Lakdhar Brahimi, ex-médiateur de l’ONU pour la Syrie, vient noircir davantage le tableau. Il prédit que «la Syrie va devenir une deuxième Somalie»…
Libye, le désastre continue
La contestation gronde depuis l’élection au poste de Premier ministre, grâce aux voix des élus islamistes, d’Ahmed Mitig. Le Congrès national est scindé en deux camps. L’ex-gouvernement d’Abdullah Al Theni ne veut pas lâcher le pouvoir. Le budget 2014 qui n’a toujours pas été voté. Pour parfaire le spectacle, la cour constitutionnelle libyenne vient d’annuler la nomination de Mitig…
Le Général dissident Khalifa Haftar guerroie toujours contre le terrorisme depuis Benghazi. Débutée à la mi-mai, son opération «Dignité» soutenue par l’armée de l’air, des bataillons d’élite de l’armée entend «purger le pays des terroristes». Au-delà du « Parlement », l’opinion publique est elle-même divisée. Certains voient en Haftar un Coup d’État et une ingérence américaine, d’autres espèrent le retour à la paix et à la stabilité qu’il pourrait apporter. En attendant, des heurts entre pro et anti-Haftar font encore rage.
Le cas Haftar divise même le Maghreb. Tandis que le Maroc préfère apparemment soutenir le gouvernement actuel, Alger s’est rangée aux côtés du Général dissident.

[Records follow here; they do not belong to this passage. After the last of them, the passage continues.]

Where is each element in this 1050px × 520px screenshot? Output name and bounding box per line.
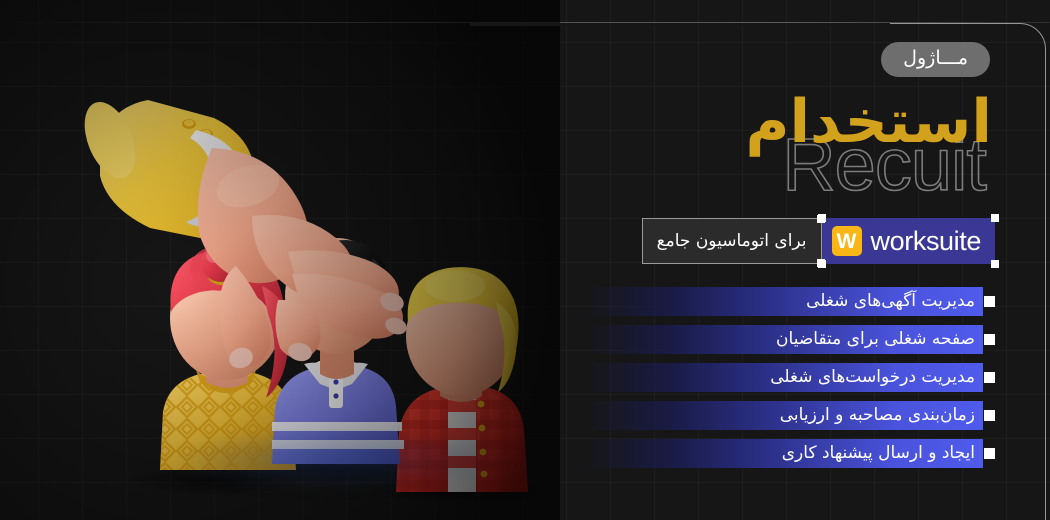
feature-label: صفحه شغلی برای متقاضیان xyxy=(776,331,984,348)
worksuite-mark-icon: W xyxy=(832,226,862,256)
bullet-square-icon xyxy=(984,410,995,421)
feature-item-4[interactable]: زمان‌بندی مصاحبه و ارزیابی xyxy=(585,401,995,430)
title-main-text: استخدام xyxy=(745,92,992,152)
tagline-box: برای اتوماسیون جامع xyxy=(642,218,822,264)
logo-tagline-row: W worksuite برای اتوماسیون جامع xyxy=(642,218,995,264)
worksuite-wordmark: worksuite xyxy=(871,228,981,255)
worksuite-logo[interactable]: W worksuite xyxy=(822,218,995,264)
feature-label: زمان‌بندی مصاحبه و ارزیابی xyxy=(780,407,984,424)
tagline-text: برای اتوماسیون جامع xyxy=(657,231,807,251)
module-badge: مـــاژول xyxy=(881,42,990,77)
bullet-square-icon xyxy=(984,372,995,383)
selection-handle-mid-top[interactable] xyxy=(991,214,999,222)
feature-label: ایجاد و ارسال پیشنهاد کاری xyxy=(782,445,984,462)
banner-canvas: مـــاژول Recuit استخدام W worksuite برای… xyxy=(0,0,1050,520)
feature-item-2[interactable]: صفحه شغلی برای متقاضیان xyxy=(585,325,995,354)
feature-item-1[interactable]: مدیریت آگهی‌های شغلی xyxy=(585,287,995,316)
hero-illustration xyxy=(0,0,560,520)
bullet-square-icon xyxy=(984,296,995,307)
feature-label: مدیریت درخواست‌های شغلی xyxy=(770,369,984,386)
feature-item-3[interactable]: مدیریت درخواست‌های شغلی xyxy=(585,363,995,392)
illustration-vignette xyxy=(0,0,560,520)
feature-list: مدیریت آگهی‌های شغلی صفحه شغلی برای متقا… xyxy=(585,287,995,468)
page-title: Recuit استخدام xyxy=(492,92,992,192)
feature-label: مدیریت آگهی‌های شغلی xyxy=(806,293,984,310)
feature-item-5[interactable]: ایجاد و ارسال پیشنهاد کاری xyxy=(585,439,995,468)
selection-handle-top-right[interactable] xyxy=(817,215,825,223)
bullet-square-icon xyxy=(984,334,995,345)
selection-handle-mid-bottom[interactable] xyxy=(991,260,999,268)
frame-top-mask xyxy=(470,23,890,26)
bullet-square-icon xyxy=(984,448,995,459)
selection-handle-bottom-right[interactable] xyxy=(817,259,825,267)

Loin des opérations internes aux villes côtières, Courrier International rapporte qu’aucun «officiel n’en a parlé et pourtant l’Armée nationale populaire algérienne (ANP) serait, depuis le 29 mai, en guerre contre les groupes terroristes dans l’Ouest libyen. Le jour même du début supposé de l’offensive, le quotidien britannique The Times confirmait l’information, citant le think tank britannique The Henry Jackson Society, dont un haut responsable annonçait un envoi de forces spéciales américaines, françaises et algériennes dans le sud libyen avec pour principal objectif l’élimination des terroristes d’Al-Qaida au Maghreb islamique (Aqmi), la destruction de leur infrastructure d’armement, de communication et d’entraînement dans la région.»
La Libye est loin d’avoir arrivé au bout du tunnel. Près de Trois ans après avoir écarté Kadhafi, la situation s’enlise peu à peu et le pays n’est pas prêt de retrouver la stabilité.